Note that in my case, I want netcoreapp1.0 – if you need netcoreapp1.1, you’d probably install dotnet-sharedframework-microsoft.netcore.app-1.1.2.

So, aside from comments etc, my new Travis configuration will look like this:

language: csharp
mono: none
dotnet: 2.0.0
dist: trusty

addons:
  apt:
    sources:
    - sourceline: 'deb [arch=amd64] https://packages.microsoft.com/repos/microsoft-ubuntu-trusty-prod trusty main'
      key_url: 'https://packages.microsoft.com/keys/microsoft.asc'
    packages:
    - dotnet-hostfxr-1.0.1
    - dotnet-sharedframework-microsoft.netcore.app-1.0.5

script:
  - build/travis.sh

I can now build with the 2.0 SDK, and run tests under both netcoreapp1.0 and netcoreapp2.0.

I’m hoping it’s just as simple on AppVeyor when that supports 2.0 as well…

Upcoming speaking engagements

I’ve got a few speaking engagements coming up that I thought it might be worth publicising a bit further. They’re all within just over a week of each other, which is going to be somewhat tiring, but…

Here they are, in chronological order:

Progressive .NET 2017

Progressive .NET 2017 will be held on September 13th-15th in London.

The agenda is already available, and looks pretty awesome. I’d go into details of who I’m most looking forward to hearing, but it’s too tricky to rank talks with that line-up… Of course, I’m mostly looking forward to catching up with people afterwards. (In particular Carl and Richard, whose talk I won’t be able to attend without leaving my own audience somewhat disappointed.)

This is my most Google-centric talk of the three – it’ll show how you can get going on ASP.NET Core in Google Cloud Platform, with both AppEngine Flexible Environment and Google Container Engine. Basically, I get to show off what my team’s been working on for the last couple of years, which is always fun… although this talk is more about the tools than the libraries I specifically work on.

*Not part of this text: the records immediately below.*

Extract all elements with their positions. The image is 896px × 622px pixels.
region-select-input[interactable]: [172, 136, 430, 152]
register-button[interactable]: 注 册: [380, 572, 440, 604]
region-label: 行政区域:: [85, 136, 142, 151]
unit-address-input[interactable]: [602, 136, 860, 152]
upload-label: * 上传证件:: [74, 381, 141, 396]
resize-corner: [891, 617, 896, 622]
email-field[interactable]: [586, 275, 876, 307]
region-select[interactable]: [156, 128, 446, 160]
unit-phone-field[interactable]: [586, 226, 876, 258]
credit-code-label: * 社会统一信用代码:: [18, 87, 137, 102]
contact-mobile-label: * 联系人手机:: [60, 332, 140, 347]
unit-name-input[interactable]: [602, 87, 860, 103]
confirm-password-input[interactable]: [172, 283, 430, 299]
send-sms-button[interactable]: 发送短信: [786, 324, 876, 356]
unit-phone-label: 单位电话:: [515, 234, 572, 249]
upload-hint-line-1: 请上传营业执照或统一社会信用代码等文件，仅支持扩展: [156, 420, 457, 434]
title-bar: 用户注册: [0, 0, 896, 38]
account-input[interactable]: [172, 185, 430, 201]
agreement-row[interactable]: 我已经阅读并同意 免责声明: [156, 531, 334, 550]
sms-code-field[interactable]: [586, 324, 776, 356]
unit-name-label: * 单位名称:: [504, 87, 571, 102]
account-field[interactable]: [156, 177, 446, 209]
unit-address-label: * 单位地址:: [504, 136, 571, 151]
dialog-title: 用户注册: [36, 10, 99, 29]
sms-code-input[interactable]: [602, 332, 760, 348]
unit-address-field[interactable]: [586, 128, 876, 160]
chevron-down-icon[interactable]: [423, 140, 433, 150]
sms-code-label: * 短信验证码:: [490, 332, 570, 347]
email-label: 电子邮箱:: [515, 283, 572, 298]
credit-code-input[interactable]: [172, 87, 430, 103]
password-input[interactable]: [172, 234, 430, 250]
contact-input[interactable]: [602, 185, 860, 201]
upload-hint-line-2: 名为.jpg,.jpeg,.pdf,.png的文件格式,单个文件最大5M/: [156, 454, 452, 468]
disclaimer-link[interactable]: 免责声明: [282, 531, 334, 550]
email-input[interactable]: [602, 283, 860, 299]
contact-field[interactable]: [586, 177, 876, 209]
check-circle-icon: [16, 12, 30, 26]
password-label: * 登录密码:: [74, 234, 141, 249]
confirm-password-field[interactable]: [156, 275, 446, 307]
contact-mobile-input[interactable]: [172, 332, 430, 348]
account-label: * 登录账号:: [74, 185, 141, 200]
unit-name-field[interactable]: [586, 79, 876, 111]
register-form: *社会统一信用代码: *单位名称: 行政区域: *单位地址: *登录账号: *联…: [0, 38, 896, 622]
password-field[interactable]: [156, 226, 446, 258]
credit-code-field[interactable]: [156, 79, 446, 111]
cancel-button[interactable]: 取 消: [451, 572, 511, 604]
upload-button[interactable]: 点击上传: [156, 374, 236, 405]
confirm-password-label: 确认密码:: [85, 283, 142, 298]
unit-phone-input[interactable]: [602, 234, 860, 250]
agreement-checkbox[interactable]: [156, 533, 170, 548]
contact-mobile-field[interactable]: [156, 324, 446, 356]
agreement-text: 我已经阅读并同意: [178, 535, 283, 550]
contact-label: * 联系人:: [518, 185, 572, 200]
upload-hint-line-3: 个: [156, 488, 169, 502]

My colleague Mete Atamel will be approaching a related topic from a different angle – he’ll be going into more detail on the ASP.NET Core + Docker + Kubernetes stack.

.NET Conf

.NET Conf is a on September 19th-21st. It’s free and virtual, so there’s basically no barrier to entry here. The precise agenda has yet to be announced, but the speakers shown so far are stellar.

My talk for .NET Conf will be on diagnostics and problem solving: the path from “Something isn’t working” to “Here’s a great, well-researched Stack Overflow question” or “Ah, that’s what was wrong, and I fixed it!” Finding that path is a skill I’m passionate about – expect to hear more from me in all forms over the next few years. (Now that Noda Time is “mostly done” it’s probably going to be my next big goal in personal time.)

Developing a Digital Future

Developing a Digital Future is a one day conference in Moldova, hosted by Amdaris on September 21st.

I’m delighted to be giving the keynote, whose subject will be the name of the conference. What will tech be like in 5, 10, 20 years? How will it change society? How will our jobs as software engineers be different as a result?

In the afternoon, I’ll be doing a round-table event for a subset of attendees – live coding, answering attendee questions etc. Lots of fun!